Multi-objective particle swarm optimization with integrated fireworks algorithm and size double archiving

The multi-objective particle swarm optimization (MOPSO) is an optimization technique that mimics the foraging behavior of birds to solve difficult optimization problems. It is based on the theory of population intelligence.MOPSO is well known for its strong global search capability, which efficiently locates solutions that are close to the global optimum across a wide search domain. However, similar to many other optimization algorithms, the fast convergence property of MOPSO can occasionally lead to the population entering the local optimum too soon, obstructing researchers from investigating more efficient solutions.
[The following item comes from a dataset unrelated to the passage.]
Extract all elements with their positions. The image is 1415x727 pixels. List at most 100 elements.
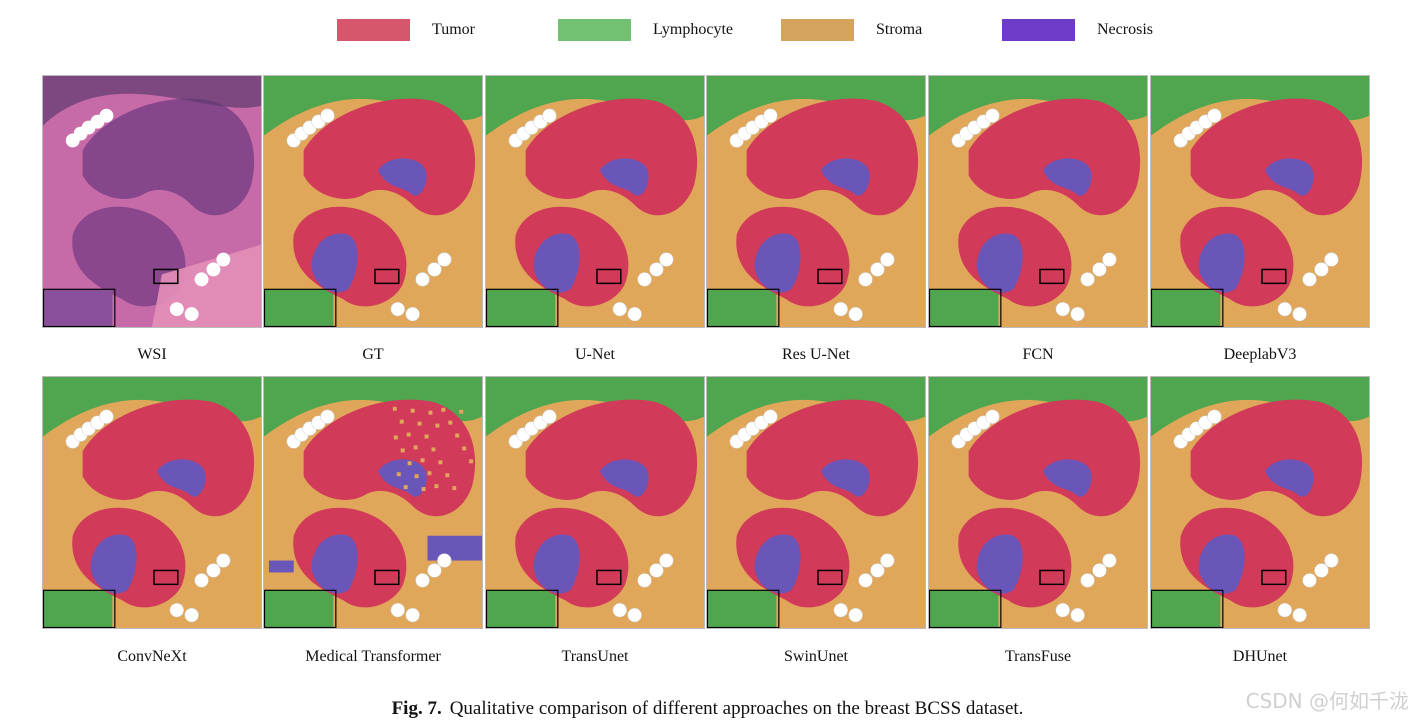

To address this challenge, the study proposes a novel framework that integrates the Fireworks Algorithm (FA) into MOPSO and establishes a size-double archiving mechanism to maintain population diversity. By preventing population homogenization, this mechanism promotes the retention of better solutions. Additionally, by fusing evolutionary data analysis with particle information, the study offers new individual optimal choices and adaptive parameter tuning to improve the algorithm's robustness and adaptability and better manage the complexity of multi-objective optimization problems (MOPs). The suggested algorithm is compared with several existing MOPSOs and multi-objective evolutionary algorithms (MOEAs) in simulation experiments. Standard test problems like ZDT, UF, and DTLZ are used in the experiments. The new algorithm performs exceptionally well in terms of improving convergence and population diversity, as well as demonstrating significant competitiveness for solving MOPs. Each algorithm's performance is thoroughly evaluated using the Friedman rank test.